越境住民27人、北朝鮮側拒否で送還できず(上)

 韓国政府は4日、先月5日に西海(黄海)を南下し、韓国側海域に越境した北朝鮮住民31人のうち、亡命意思を表明した4人を除く27人を板門店経由で北朝鮮側に送還しようとしたが、北朝鮮側の拒否で身柄を引き渡せなかった。

 統一部(省に相当)によると、北朝鮮への送還を望む住民27人は、午前11時ごろ板門店に到着した。

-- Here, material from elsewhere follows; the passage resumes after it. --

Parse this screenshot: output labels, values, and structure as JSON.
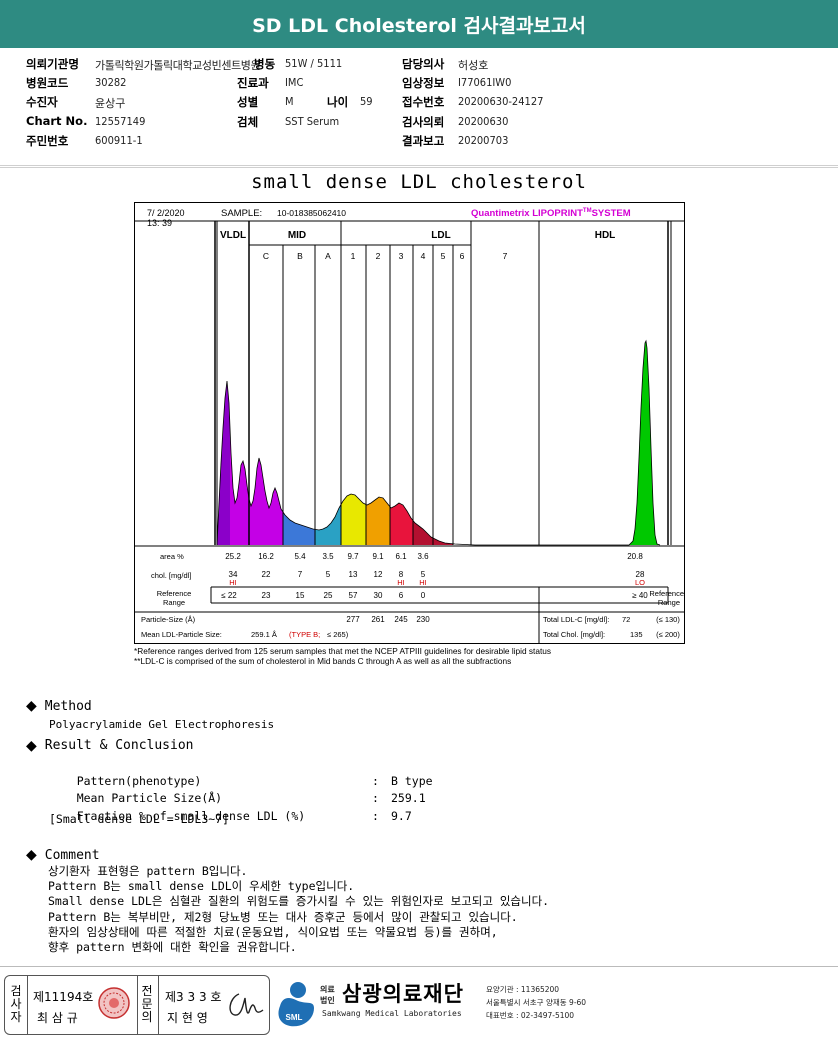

しかし、北朝鮮側はいかなる反応も示さず、7時間後の午後6時ごろになって、韓国側連絡官に電話で「住民31人全員を船とともに海上ルートで送り返すべきだ」と通告してきた。北朝鮮側は「南(韓国)側がわれわれの要求を受け入れなければ、南北関係に悪い結果をもたらすことになる。その責任は全面的に南側当局が負うことになる」と主張した。

 韓国大統領府(青瓦台)当局者は「自由意思によって亡命した4人は送還しない」と述べ、送還問題をめぐる北朝鮮との緊張は当面続く見通しだ。

 同日送還できなかった27人は、尋問を受けていた仁川方面に戻ったという。

 送還対象者が北朝鮮側の拒否で板門店から引き返したのは今回が初めてだ。韓国統一部の当局者は「7日に再び送還に必要な協議を北朝鮮側と行う」と説明した。

北朝鮮が拒否した理由

 韓国側に越境した北朝鮮住民のうち、一部だけが送還されたケースは2005年と10年の計2件あった。北朝鮮は当時、特にそれを問題視しなかった。北朝鮮が今回、強硬な姿勢を示したことをめぐっては、それだけ体制が揺らいでいることを反映しているとの見方がある。